Após quatro sessões e a inquirição de cerca de 20 testemunhas, a juíza presidente, Ângela Reguengo, agendou para as 09:30 de 15 de dezembro as alegações finais, nas quais o procurador do Ministério Público (MP), Luís Carvalho, e o advogado do arguido, Tiago Rodrigues Bastos, vão apresentar os argumentos para a condenação ou absolvição do presidente da Câmara do Porto.
Rui Moreira está a ser julgado no Tribunal de São João Novo, no Porto, no processo Selminho, acusado de prevaricação, por favorecer a imobiliária da família (Selminho), da qual era sócio, em detrimento do município, no litígio judicial que opunha a autarquia à imobiliária, que pretendia construir um edifício de apartamentos num terreno na Calçada da Arrábida.
A defesa de Rui Moreira prescindiu da inquirição de Paulo Morais e de Pedro Baganha, antigo e atual vereador do urbanismo.
Gonçalo Gonçalves, vereador com o pelouro do urbanismoque, entre 2009 e 2013, no último mandato do então presidente do município, Rui Rio, foi a única testemunha arrolada pela defesa do arguido a ser ouvida em julgamento.
O ex-vereador explicou que, atendendo a um parecer do Laboratório Nacional de Engenharia Civil (LNEC), que “abria a porta e apontava para que pudesse haver zonas edificadas” no terreno da Selminho, os serviços camarários decidiram que a pretensão da imobiliária não podia ser acolhida na alteração do PDM, de 2012, mas que podia ser “reequacionada” em sede de revisão do PDM, de 2016.
“Eram precisos mais estudos aprofundados. Estudos geológicos, geotécnicos. Entendeu-se na altura que a pretensão da Selminho não podia ser acolhida em sede de alteração do PDM e que devia ser reequacionada em sede de revisão do PDM, o que implicava uma maior complexidade de estudos”, explicou a testemunha.
Rui Moreira marcou presença em todas as sessões de julgamento, que arrancou em 16 de novembro.
O autarca assumiu em tribunal ter sido “incauto” ao assinar uma procuração a um advogado para representar o município no litígio que mantinha com a Selminho, sublinhando que o fez por indicação de Azeredo Lopes.
Na primeira sessão de julgamento, Moreira justificou que só passou a procuração ao advogado Pedro Neves de Sousa, externo ao município, em dezembro de 2013, cerca de dois meses após tomar posse como presidente da câmara, porque o seu então chefe de gabinete, o ex-ministro da Defesa Azeredo Lopes, lhe disse que devia assinar o documento, pois, só assim, estariam salvaguardados os interesses do município no litígio judicial.

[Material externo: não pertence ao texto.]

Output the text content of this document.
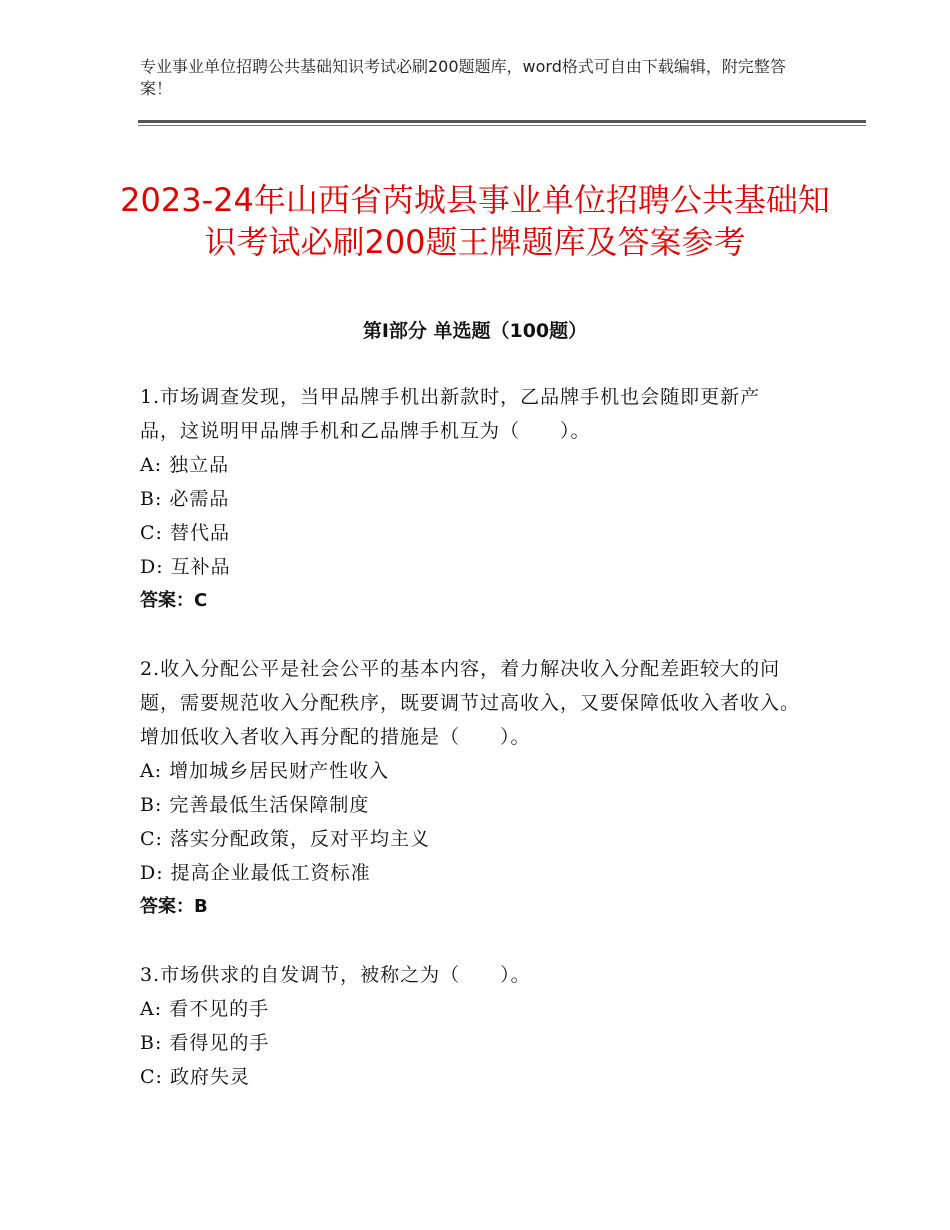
专业事业单位招聘公共基础知识考试必刷200题题库，word格式可自由下载编辑，附完整答案！
2023-24年山西省芮城县事业单位招聘公共基础知识考试必刷200题王牌题库及答案参考
第Ⅰ部分 单选题（100题）
1.市场调查发现，当甲品牌手机出新款时，乙品牌手机也会随即更新产品，这说明甲品牌手机和乙品牌手机互为（　　）。
A: 独立品
B: 必需品
C: 替代品
D: 互补品
答案：C
2.收入分配公平是社会公平的基本内容，着力解决收入分配差距较大的问题，需要规范收入分配秩序，既要调节过高收入，又要保障低收入者收入。增加低收入者收入再分配的措施是（　　）。
A: 增加城乡居民财产性收入
B: 完善最低生活保障制度
C: 落实分配政策，反对平均主义
D: 提高企业最低工资标准
答案：B
3.市场供求的自发调节，被称之为（　　）。
A: 看不见的手
B: 看得见的手
C: 政府失灵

Ouvido pelo tribunal em 17 de novembro, Azeredo Lopes explicou que, quando aconselhou Rui Moreira a passar a procuração, estava convicto de que o departamento jurídico da Câmara do Porto sabia da ligação familiar do autarca à Selminho.
Já o diretor municipal do departamento jurídico do município, entre fins de setembro de 2013 e 11 de dezembro de 2013, afirmou desconhecer “em absoluto” a procuração em causa.

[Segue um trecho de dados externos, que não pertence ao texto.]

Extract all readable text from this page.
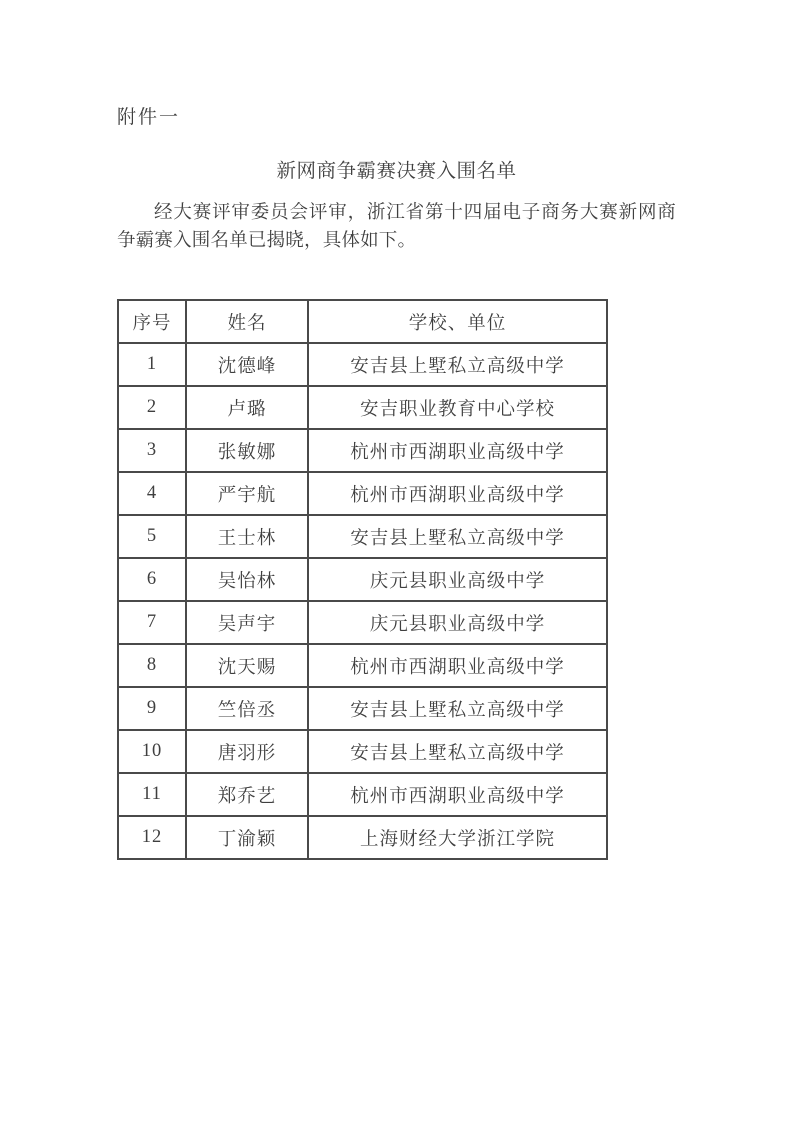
附件一
新网商争霸赛决赛入围名单

经大赛评审委员会评审，浙江省第十四届电子商务大赛新网商争霸赛入围名单已揭晓，具体如下。

序号	姓名	学校、单位
1	沈德峰	安吉县上墅私立高级中学
2	卢璐	安吉职业教育中心学校
3	张敏娜	杭州市西湖职业高级中学
4	严宇航	杭州市西湖职业高级中学
5	王士林	安吉县上墅私立高级中学
6	吴怡林	庆元县职业高级中学
7	吴声宇	庆元县职业高级中学
8	沈天赐	杭州市西湖职业高级中学
9	竺倍丞	安吉县上墅私立高级中学
10	唐羽形	安吉县上墅私立高级中学
11	郑乔艺	杭州市西湖职业高级中学
12	丁渝颖	上海财经大学浙江学院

“Desconheço em absoluto essa procuração. Se ela é de 28 de novembro [de 2013] como é referido, eu ainda estava em funções e não conheço essa procuração. O departamento jurídico e contencioso devia estar envolvido neste processo e não foi”, declarou Miguel Queirós, após a inquirição de Azeredo Lopes.
Por seu lado, a ex-chefe do departamento jurídico da câmara Raquel Maia disse em tribunal que não recebeu instruções de Rui Moreira nem o autarca teve intervenção nas negociações entre o município e a Selminho.

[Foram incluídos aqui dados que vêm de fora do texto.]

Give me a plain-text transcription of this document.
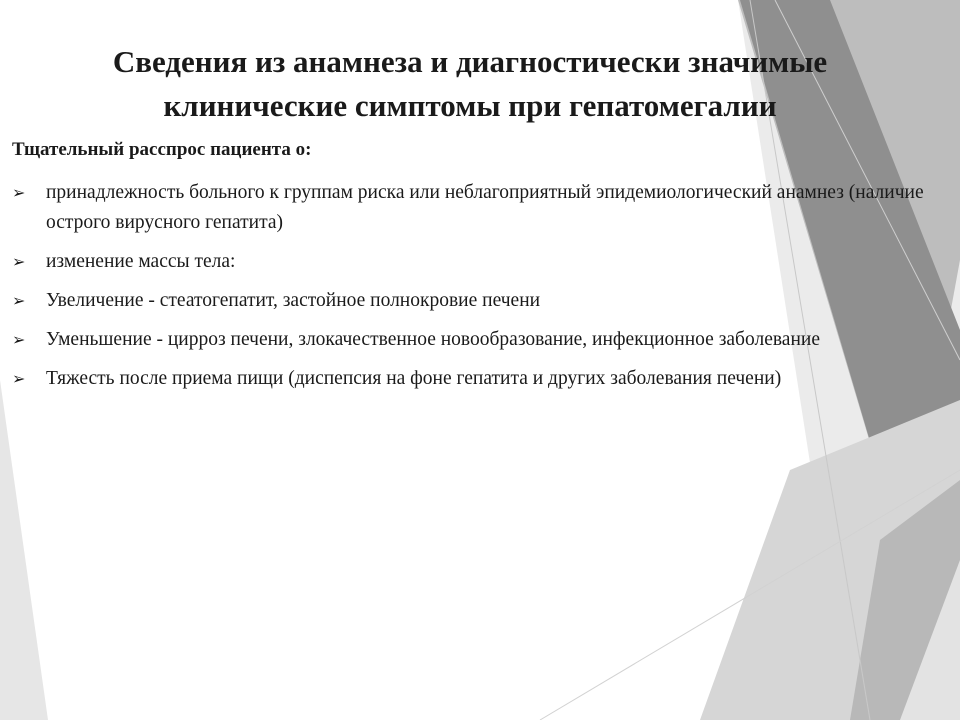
Сведения из анамнеза и диагностически значимые
клинические симптомы при гепатомегалии
Тщательный расспрос пациента о:
➢ принадлежность больного к группам риска или неблагоприятный эпидемиологический анамнез (наличие острого вирусного гепатита)
➢ изменение массы тела:
➢ Увеличение - стеатогепатит, застойное полнокровие печени
➢ Уменьшение - цирроз печени, злокачественное новообразование, инфекционное заболевание
➢ Тяжесть после приема пищи (диспепсия на фоне гепатита и других заболевания печени)
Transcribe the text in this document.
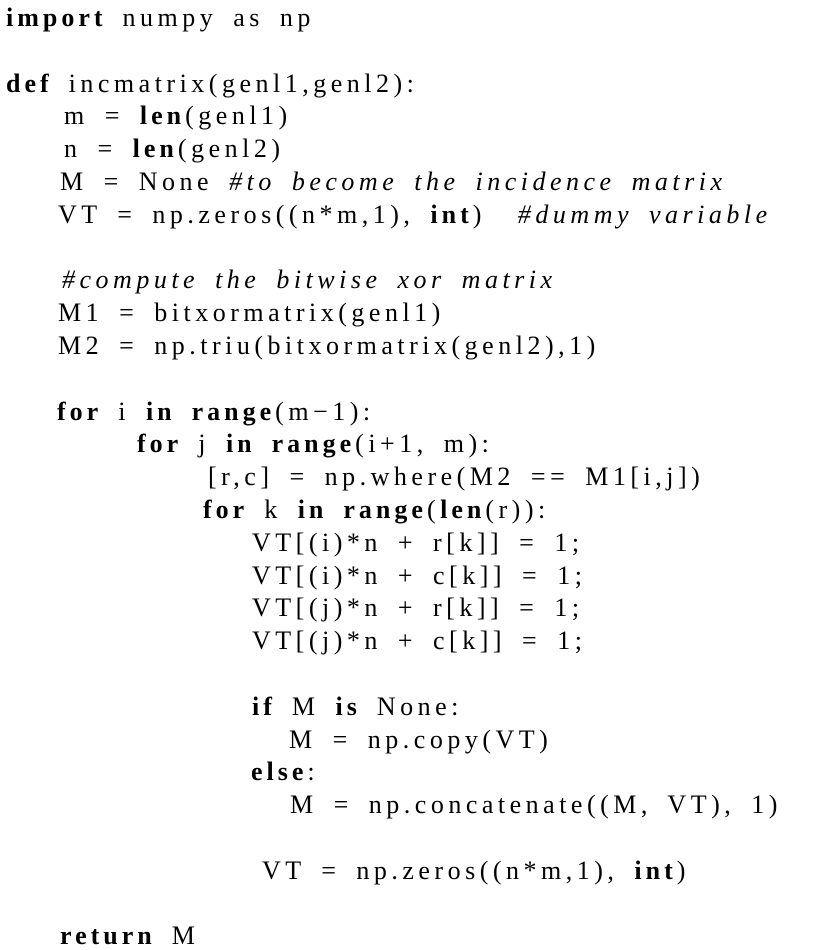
import numpy as np
def incmatrix(genl1,genl2):
m = len(genl1)
n = len(genl2)
M = None #to become the incidence matrix
VT = np.zeros((n*m,1), int)  #dummy variable
#compute the bitwise xor matrix
M1 = bitxormatrix(genl1)
M2 = np.triu(bitxormatrix(genl2),1)
for i in range(m−1):
for j in range(i+1, m):
[r,c] = np.where(M2 == M1[i,j])
for k in range(len(r)):
VT[(i)*n + r[k]] = 1;
VT[(i)*n + c[k]] = 1;
VT[(j)*n + r[k]] = 1;
VT[(j)*n + c[k]] = 1;
if M is None:
M = np.copy(VT)
else:
M = np.concatenate((M, VT), 1)
VT = np.zeros((n*m,1), int)
return M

Rui Moreira tomou posse em 22 de outubro de 2013 e, questionada sobre a procuração, passada pelo autarca em 28 de novembro, Raquel Maia revelou também desconhecer essa procuração com poderes especiais.
Guilhermina Rego, antiga vice-presidente de Rui Moreira, disse que assinou o acordo com a Selminho por ser “a melhor solução” para o município do Porto, em função da informação transmitida pelos departamentos de urbanismo e jurídico, garantindo que Moreira “nunca” falou com ela sobre o processo.
Questionada em 18 de novembro pelo procurador do MP se tinha conhecimento da procuração, a ex-autarca também disse desconhecer.
“Não me foi dito da existência de uma procuração”, respondeu Guilhermina Rego.
O acordo entre o município e a Selminho, assinado em 24 de julho de 2014, previa o reconhecimento da edificabilidade do terreno em causa, por alteração do Plano Diretor Municipal (PDM), ou, se isso não fosse possível, indemnizar a imobiliária num valor a ser definido em tribunal arbitral, caso houvesse lugar ao eventual pagamento de indemnização.